Schira’s dangerous history
In 2004, Schira was sentenced in Alberta to 14 years for kidnapping and raping a Saskatchewan woman in 2003. That sentence was later reduced to 13 years on appeal.
Court records show Schira used a loaded sawed-off 22-caliber rifle to kidnap the woman from Rosetown. He then drove her in his truck to his apartment in Calgary.
During the trip, the woman was sexually assaulted multiple times. She later escaped and flagged down a passing driver who took her to the police.
After the arrest, a friend of Schira’s told police that Schira had asked him to keep a gun for him.
That gun was described as a 22-calibre rifle with the barrel and stock sawed off with a live round in the chamber.
According to records obtained by 650 CKOM from the Parole Board of Canada, Schira was not released on parole in September 2012 as they said he would be “likely, if released, to commit an offence causing serious harm to another person before the expiration of your sentence.”

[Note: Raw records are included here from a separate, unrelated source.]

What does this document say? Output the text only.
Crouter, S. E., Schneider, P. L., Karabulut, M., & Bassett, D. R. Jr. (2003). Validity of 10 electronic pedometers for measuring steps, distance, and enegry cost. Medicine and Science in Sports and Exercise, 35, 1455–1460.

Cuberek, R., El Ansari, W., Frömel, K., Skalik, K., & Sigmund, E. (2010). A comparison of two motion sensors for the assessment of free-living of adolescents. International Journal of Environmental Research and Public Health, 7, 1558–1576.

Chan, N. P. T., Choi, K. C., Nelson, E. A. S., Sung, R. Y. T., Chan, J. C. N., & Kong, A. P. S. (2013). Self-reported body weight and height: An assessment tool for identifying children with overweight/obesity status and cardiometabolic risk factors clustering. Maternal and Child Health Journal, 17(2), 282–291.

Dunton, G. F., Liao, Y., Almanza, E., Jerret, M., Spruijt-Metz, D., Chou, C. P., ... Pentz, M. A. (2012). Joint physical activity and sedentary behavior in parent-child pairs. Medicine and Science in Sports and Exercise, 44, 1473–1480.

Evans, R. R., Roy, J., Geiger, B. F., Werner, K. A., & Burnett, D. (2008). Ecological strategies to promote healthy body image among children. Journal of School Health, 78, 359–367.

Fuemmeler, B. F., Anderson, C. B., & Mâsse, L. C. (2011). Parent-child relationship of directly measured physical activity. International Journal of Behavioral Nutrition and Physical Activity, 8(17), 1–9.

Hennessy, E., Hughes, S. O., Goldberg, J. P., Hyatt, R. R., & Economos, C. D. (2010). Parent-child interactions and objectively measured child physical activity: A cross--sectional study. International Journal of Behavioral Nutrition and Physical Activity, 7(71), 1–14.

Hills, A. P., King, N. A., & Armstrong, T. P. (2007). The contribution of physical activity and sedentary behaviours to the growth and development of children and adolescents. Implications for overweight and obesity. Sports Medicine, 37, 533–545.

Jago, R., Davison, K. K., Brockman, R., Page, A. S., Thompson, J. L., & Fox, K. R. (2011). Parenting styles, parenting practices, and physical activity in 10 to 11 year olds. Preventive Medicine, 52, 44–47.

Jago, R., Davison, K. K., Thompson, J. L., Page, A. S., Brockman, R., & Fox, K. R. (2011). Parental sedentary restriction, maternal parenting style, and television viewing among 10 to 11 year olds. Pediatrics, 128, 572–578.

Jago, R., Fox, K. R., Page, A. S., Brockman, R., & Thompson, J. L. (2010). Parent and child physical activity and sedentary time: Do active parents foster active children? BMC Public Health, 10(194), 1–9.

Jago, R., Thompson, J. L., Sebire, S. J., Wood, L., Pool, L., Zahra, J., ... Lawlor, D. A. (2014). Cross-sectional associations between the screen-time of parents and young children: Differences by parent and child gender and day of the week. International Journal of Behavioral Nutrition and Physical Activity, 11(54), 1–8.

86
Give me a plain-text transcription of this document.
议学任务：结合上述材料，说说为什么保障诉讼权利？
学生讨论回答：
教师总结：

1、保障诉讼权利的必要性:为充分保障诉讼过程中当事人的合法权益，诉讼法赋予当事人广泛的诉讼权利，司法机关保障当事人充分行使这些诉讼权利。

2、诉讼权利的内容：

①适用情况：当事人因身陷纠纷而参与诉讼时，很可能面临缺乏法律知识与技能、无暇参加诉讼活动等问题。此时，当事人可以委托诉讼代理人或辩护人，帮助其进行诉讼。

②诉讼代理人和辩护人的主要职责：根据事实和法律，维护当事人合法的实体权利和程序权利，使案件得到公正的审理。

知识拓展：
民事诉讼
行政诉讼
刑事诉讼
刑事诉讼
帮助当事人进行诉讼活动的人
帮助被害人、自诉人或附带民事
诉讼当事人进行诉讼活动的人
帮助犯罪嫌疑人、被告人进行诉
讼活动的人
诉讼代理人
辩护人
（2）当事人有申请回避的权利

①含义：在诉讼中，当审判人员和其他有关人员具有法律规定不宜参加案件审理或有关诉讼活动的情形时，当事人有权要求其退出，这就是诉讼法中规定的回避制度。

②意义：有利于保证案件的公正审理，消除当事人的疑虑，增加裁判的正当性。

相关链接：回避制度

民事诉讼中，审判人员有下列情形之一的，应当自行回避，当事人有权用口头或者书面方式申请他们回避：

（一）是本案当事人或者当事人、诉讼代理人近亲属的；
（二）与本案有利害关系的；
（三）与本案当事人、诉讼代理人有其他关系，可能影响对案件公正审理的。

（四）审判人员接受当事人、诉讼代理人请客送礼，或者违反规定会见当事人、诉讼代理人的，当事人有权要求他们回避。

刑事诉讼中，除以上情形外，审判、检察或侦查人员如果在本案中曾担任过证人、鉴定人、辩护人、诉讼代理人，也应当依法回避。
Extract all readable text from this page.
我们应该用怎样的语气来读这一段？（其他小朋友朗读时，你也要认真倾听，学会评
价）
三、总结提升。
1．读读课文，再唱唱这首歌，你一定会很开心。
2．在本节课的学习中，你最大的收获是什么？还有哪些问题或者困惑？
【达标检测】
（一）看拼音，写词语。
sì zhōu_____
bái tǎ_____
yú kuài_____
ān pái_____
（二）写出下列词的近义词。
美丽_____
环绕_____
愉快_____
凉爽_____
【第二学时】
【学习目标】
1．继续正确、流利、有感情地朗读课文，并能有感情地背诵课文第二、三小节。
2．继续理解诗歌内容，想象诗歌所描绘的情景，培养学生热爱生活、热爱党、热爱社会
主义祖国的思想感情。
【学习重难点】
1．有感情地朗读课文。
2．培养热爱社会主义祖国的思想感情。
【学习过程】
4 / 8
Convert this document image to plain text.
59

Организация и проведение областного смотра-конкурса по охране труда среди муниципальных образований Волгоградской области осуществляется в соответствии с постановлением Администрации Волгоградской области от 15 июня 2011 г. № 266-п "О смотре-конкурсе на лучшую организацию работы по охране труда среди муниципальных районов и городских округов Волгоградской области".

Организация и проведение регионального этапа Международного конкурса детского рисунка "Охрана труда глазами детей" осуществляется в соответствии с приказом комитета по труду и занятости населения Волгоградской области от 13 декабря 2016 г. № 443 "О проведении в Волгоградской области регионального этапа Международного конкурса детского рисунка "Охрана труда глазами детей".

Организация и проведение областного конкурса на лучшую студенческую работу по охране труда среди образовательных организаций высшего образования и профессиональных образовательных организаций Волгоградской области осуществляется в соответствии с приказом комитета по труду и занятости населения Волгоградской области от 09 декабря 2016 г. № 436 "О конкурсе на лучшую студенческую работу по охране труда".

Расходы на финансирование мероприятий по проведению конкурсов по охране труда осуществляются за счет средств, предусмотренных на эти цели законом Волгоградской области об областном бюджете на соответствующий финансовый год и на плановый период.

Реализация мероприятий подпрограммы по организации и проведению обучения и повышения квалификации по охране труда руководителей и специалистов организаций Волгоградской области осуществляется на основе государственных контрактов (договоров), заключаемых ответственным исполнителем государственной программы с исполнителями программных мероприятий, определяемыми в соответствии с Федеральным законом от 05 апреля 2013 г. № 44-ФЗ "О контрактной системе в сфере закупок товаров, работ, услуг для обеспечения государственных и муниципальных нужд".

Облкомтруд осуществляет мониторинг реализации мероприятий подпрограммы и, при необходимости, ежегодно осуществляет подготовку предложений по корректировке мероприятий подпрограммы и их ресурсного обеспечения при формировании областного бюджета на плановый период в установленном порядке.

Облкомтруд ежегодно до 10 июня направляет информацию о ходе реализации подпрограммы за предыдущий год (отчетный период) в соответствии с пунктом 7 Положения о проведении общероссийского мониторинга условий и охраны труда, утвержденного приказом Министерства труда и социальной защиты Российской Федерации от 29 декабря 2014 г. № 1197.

While serving his sentence the records show he “stabbed a correctional officer from behind with a protractor in the forehead and twice in the hand,” in June 2013.
While in custody, Schira saw a psychologist whose assessment said he was “at a moderate to high risk to re-offend in a sexual manner and a low to moderate risk to re-offend in a violent manner.”
The board said Schira “appears to present with a severe mental disorder of a psychotic kind (impaired contact with reality) diagnosed as a delusional disorder, persecutory type” before going on to say he “presented with paranoid delusions (fixed false unshakable beliefs) that he has been harassed by a private detective resulting in harm to his health and an inability to function.”
Schira’s case management team reported that for more than nine years, Schira did not make “any measurable gains towards mitigating his high-risk factors” and “remains untreated in the areas of violence prevention and sexual deviancy.”
They also said, “There are currently no supervision plans or strategies available in the community that could effectively manage his risk.”